Researchers at the Covid States Project—a collaborative reporting effort by Northeastern, Harvard, Northwestern, and Rutgers—sought to tease out where parents of both vaccinated and unvaccinated children get their information about the COVID-19 vaccine and broader health matters. The data was collected over the course of several months from a national pool of parents.
In seeking information about vaccination for their children, parents by and large consulted official sources, such as news websites and government and medical websites, with 49% and 51% stating they “often” or “sometimes” got information from these sources, respectively.
Television and Facebook were next in order of popularity, with 39% and 35% of parents surveyed saying they often or sometimes used those sources to find information, respectively. At the bottom were books and magazines, with only 19% and 18% of parents saying they relied on the print options for information, respectively.
The survey also looked at differences in how parents of vaccinated children seek information about their children’s health and vaccination compared to parents of unvaccinated children. Using one set of questions and answers, the researchers found that there is only slight variation between the two groups in terms of where they sought out information, with parents of vaccinated children tending to consult information sources of all kinds more frequently than their counterparts, says Krissy Lunz Trujillo, a postdoctoral researcher in Northeastern’s Network Science Institute.
But, whereas parents of vaccinated children were “much more likely” to cite health care professionals, the government, and schools, parents of unvaccinated children were more likely not to seek information from any sources, the study shows.
“One takeaway is that parents of unvaccinated kids were less likely to have looked at all,” Trujillo says, adding that those parents, rather than citing information sources, were more likely to state that the decision not to vaccinate their children stemmed from personal values.
When it came to the decision to vaccinate their children, respondents were invited to give their own open-ended responses on where they sought information based on whether they had or had not gotten their children vaccinated. Here researchers found significant disparities, with parents of vaccinated children citing health care professionals at nearly twice the rate (28%) of parents with unvaccinated children (15%).
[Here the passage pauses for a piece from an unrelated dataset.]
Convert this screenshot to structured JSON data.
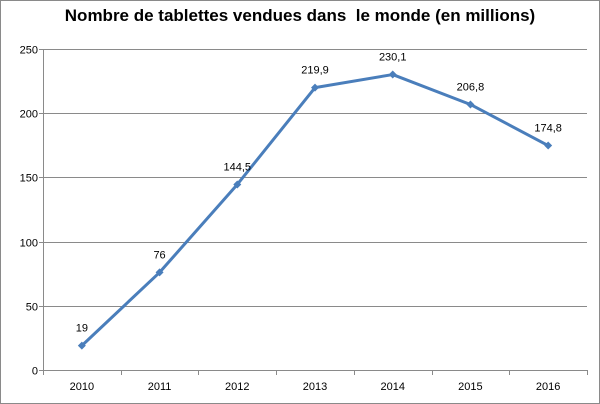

Parents with vaccinated children also cited the government at more than three times the rate (16%) than parents with unvaccinated children (6%).
Parents with unvaccinated children were also more than five times (11%) more likely to cite themselves as the source of information about whether to vaccinate their children than their counterparts (2%).
The survey confirms what many in public health already knew: That distrust of certain information sources, such as the government and the media, for example, has been a significant predictor of vaccine hesitancy in adults, says David Lazer, university distinguished professor of political science and computer sciences at Northeastern, and co-author of the study.
“Everyone wants to keep their children healthy,” Lazer says. “But a significant minority of people don’t trust the information the government and the medical profession is providing about vaccinating children.”